‘Massive’ project pipeline connects Marni Dicker of Infrastructure Ontario with 2017 business achievement CGCA

Article by: Jim Middlemiss, Financial Post

Direct link:  https://business.financialpost.com/legal-post/massive-project-pipeline-connects-marni-dicker-of-infrastructure-ontario-with-2017-business-achievement-cgca

 

Recipient

Marni Dicker, Infrastructure Ontario

It’s a good thing that Marni Dicker, this year’s Business Achievement award recipient, is a self-confessed “deal junky.” As chief commercial officer, executive vice-president, general counsel and corporate secretary at Infrastructure Ontario, Dicker leads the strategy, conception and implementation involving the spending of more than $50 billion on provincial infrastructure.

“We cross the province east to west and north to south,” Dicker said. Infrastructure Ontario covers everything from building hospitals and schools to long-term care facilities, sports stadiums and courthouses. “Our pipeline going forward is massive.”

It’s a role she takes seriously, and is one that she knows has a major impact on people’s every day lives.

Dicker recalls visiting the Humber River Regional Hospital, the first digital hospital built in North America.
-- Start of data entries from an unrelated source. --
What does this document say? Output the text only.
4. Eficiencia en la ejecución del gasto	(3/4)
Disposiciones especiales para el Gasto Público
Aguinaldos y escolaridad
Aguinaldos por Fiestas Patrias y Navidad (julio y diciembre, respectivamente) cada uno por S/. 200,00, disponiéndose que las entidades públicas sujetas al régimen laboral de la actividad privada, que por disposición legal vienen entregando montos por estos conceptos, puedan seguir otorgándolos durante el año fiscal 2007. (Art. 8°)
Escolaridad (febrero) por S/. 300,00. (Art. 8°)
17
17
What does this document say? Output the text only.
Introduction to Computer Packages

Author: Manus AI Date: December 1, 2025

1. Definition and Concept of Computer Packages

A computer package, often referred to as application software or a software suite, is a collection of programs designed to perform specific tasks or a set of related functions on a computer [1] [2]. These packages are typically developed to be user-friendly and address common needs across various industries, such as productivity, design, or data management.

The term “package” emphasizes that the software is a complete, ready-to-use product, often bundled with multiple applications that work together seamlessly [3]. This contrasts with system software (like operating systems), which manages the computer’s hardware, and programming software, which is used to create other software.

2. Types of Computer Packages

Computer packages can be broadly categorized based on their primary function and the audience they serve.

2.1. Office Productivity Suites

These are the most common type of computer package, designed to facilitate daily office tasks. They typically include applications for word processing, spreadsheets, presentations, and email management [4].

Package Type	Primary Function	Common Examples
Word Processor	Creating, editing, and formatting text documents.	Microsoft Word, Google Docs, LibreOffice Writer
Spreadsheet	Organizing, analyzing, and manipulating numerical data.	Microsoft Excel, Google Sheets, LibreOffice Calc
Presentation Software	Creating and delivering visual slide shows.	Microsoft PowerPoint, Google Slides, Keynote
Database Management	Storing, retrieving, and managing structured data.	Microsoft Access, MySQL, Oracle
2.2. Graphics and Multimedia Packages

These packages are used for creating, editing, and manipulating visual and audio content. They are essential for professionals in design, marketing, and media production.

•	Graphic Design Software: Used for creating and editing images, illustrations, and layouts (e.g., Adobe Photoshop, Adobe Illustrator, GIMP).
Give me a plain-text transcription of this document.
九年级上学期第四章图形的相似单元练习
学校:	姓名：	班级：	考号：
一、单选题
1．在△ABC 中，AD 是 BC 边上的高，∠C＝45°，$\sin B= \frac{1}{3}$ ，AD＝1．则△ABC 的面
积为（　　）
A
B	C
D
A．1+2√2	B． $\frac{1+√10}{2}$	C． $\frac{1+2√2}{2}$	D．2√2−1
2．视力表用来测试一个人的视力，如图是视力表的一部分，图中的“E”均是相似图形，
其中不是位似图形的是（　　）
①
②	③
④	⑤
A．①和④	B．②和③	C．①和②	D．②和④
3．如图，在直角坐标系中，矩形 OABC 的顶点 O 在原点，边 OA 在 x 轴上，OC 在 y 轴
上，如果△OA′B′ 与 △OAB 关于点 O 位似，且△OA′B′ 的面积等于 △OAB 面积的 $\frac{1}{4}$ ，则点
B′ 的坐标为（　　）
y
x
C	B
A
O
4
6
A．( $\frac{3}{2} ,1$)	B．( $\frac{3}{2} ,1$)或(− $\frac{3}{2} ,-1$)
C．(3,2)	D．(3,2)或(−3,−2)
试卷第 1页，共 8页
A woman on dialysis overheard Dicker talking about being involved in the construction and broke down crying, thanking her on behalf of the patients who use the building for making it comfortable and easier for people on treatment.

“It really touched me,” she said. “The innovation that went into that building is remarkable.”

When Dicker left her former job at SNC Lavalin almost five years ago to join Ontario Infrastructure, she had a purpose in mind: use her skill set to do some good in the community and deliver social services in a more efficient manner.

Dicker has been at the forefront of developing Ontario’s alternative financing and procurement model used to procure and build public infrastructure. It’s a model that she has touted to international and U.S. audiences.

She knew early that she wanted to be involved on the business side and not just legal. However, she said it was her training as a lawyer that helped. “The skills I learned as a lawyer are the skills that allowed me to successfully transition to the corner office.”